Figure 7.7 and 7.8 are showed as follows in Loring Tu's An Introduction to manifolds:
However, I cannot understand why $\mathbb RP^2$ cannot be embedded as a submanifold of $\mathbb R^3$. The the orientation of the boundary of Fig7.7 and Fig 7.8 seems not the same, how do they relate to each other? I would appreciate it if someone could explain this for me.
On
I think it is easier to see it if, instead of an equator, you remove a square from $S^2$, identifying the opposite sides (which will have opposite orientations). This is what you see in figure 7.8. The double arrows correspond to a pair of opposite sides of the square and the single ones to the other pair. When you identify them, you end up with the last figure in 7.8, which shows that you necessarily have self intersections (all the points on the vertical segments are double)
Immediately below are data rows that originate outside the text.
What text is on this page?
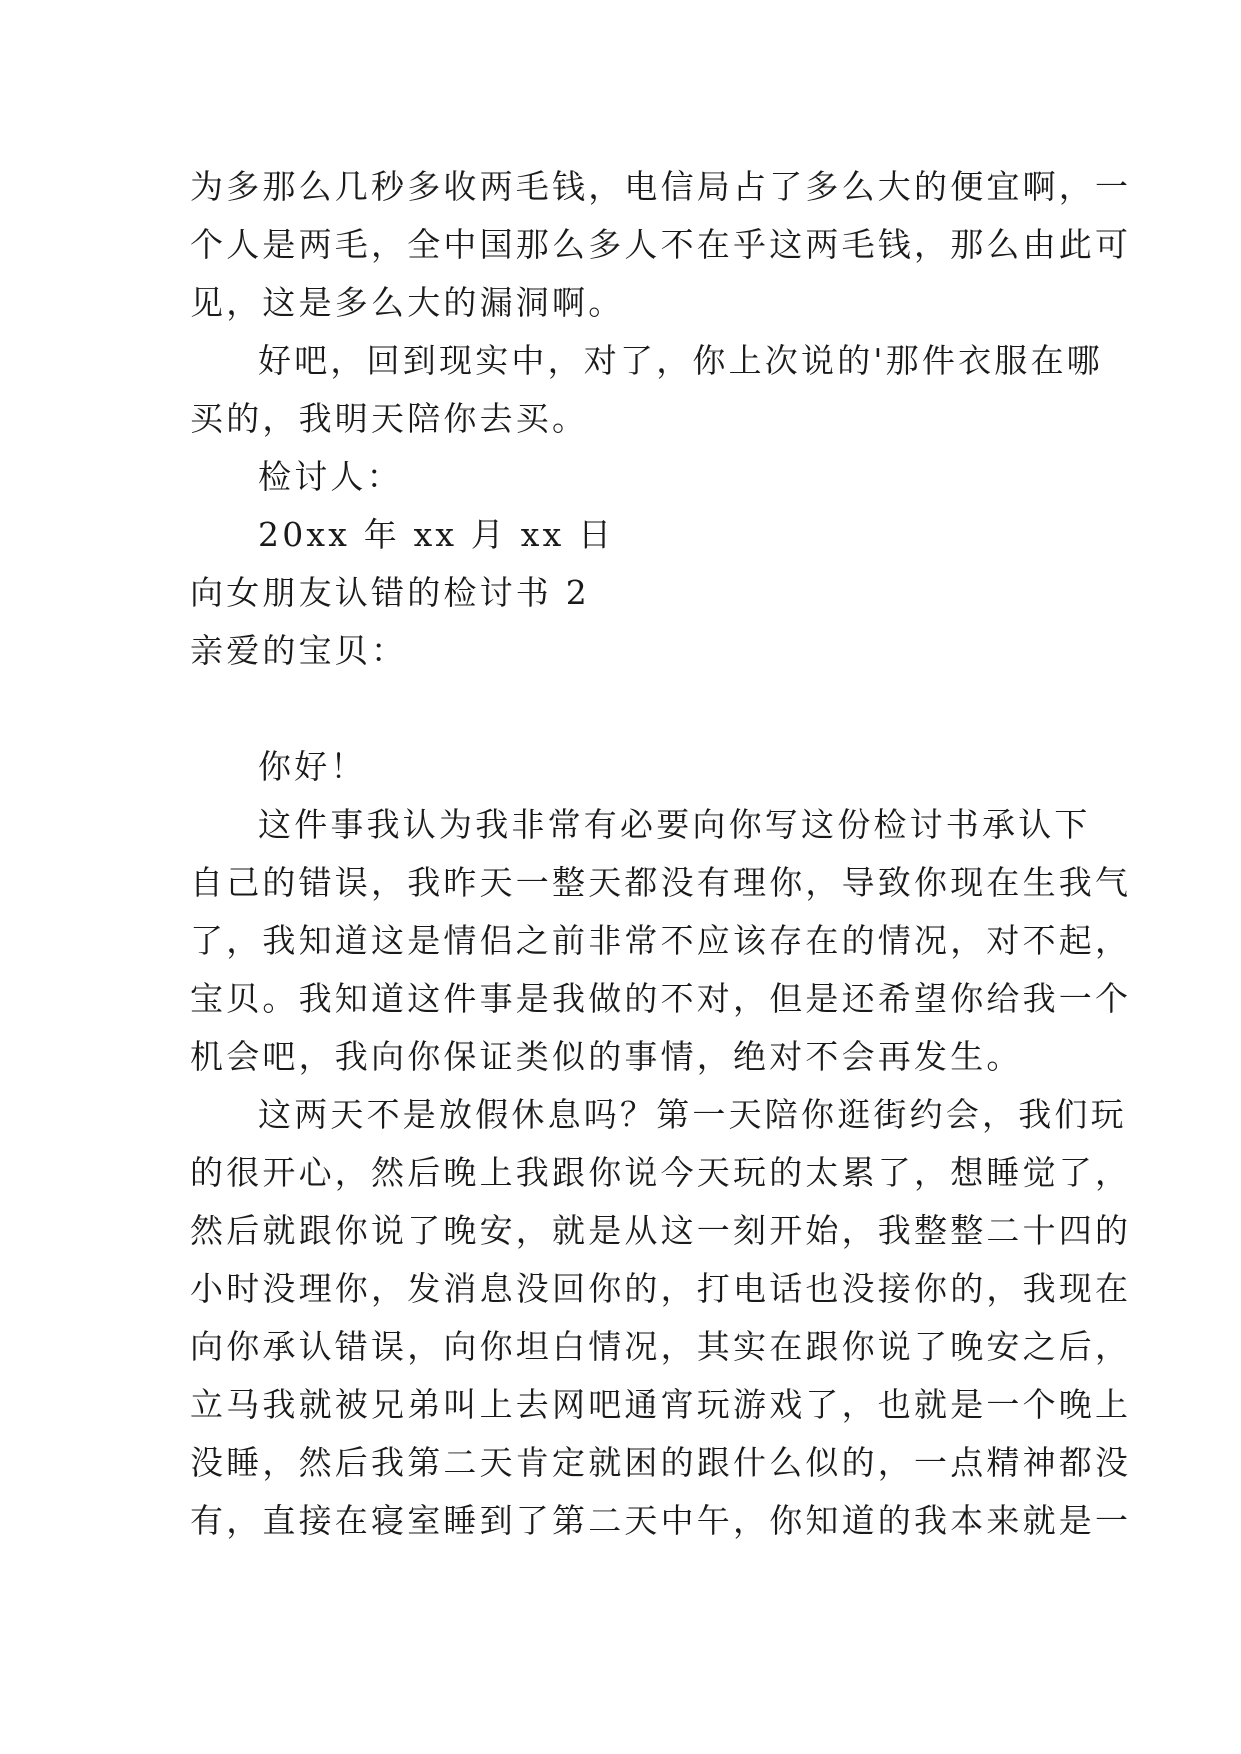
为多那么几秒多收两毛钱，电信局占了多么大的便宜啊，一
个人是两毛，全中国那么多人不在乎这两毛钱，那么由此可
见，这是多么大的漏洞啊。
好吧，回到现实中，对了，你上次说的'那件衣服在哪
买的，我明天陪你去买。
检讨人：
20xx 年 xx 月 xx 日
向女朋友认错的检讨书 2
亲爱的宝贝：
你好！
这件事我认为我非常有必要向你写这份检讨书承认下
自己的错误，我昨天一整天都没有理你，导致你现在生我气
了，我知道这是情侣之前非常不应该存在的情况，对不起，
宝贝。我知道这件事是我做的不对，但是还希望你给我一个
机会吧，我向你保证类似的事情，绝对不会再发生。
这两天不是放假休息吗？第一天陪你逛街约会，我们玩
的很开心，然后晚上我跟你说今天玩的太累了，想睡觉了，
然后就跟你说了晚安，就是从这一刻开始，我整整二十四的
小时没理你，发消息没回你的，打电话也没接你的，我现在
向你承认错误，向你坦白情况，其实在跟你说了晚安之后，
立马我就被兄弟叫上去网吧通宵玩游戏了，也就是一个晚上
没睡，然后我第二天肯定就困的跟什么似的，一点精神都没
有，直接在寝室睡到了第二天中午，你知道的我本来就是一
In the first of the four subfigures of Figure 7.8, the author has taken the liberty of breaking the boundary of the disc into four segments instead of just two, and has labelled how to identify those four segments in pairs. But if you compare that with the identifications shown in Figure 7.7, you'll see that what actually happens in both cases is that each point on the circle is identified with the antipodally opposite point of the circle. So the identifications in Figure 7.7 and the first subfigure of 7.8 are really identical, hence both yield $\mathbb RP^2$.
What happens in the next three subfigures of Figure 7.8, though, is that certain additional identifications are taking place in order to get a map into $\mathbb R^3$: besides the antipodally opposite 2-to-1 A,C identification, and the antipodally opposite 2-to-1 B,D identification, the remaining points on the circle are identified 4-to-1. That means that the induced map $\mathbb R P^2 \to \mathbb R^3$ has certain 2-to-1 identifications and hence is not injective.
But that only raises the question: Why isn't there some other continuous function $\mathbb R P^2 \to \mathbb R^3$ which is injective? Well, there isn't any such function. Proving it takes some substantial work in algebraic topology, and it's not immediately obvious how to prove it. But that's really beyond the scope of your question.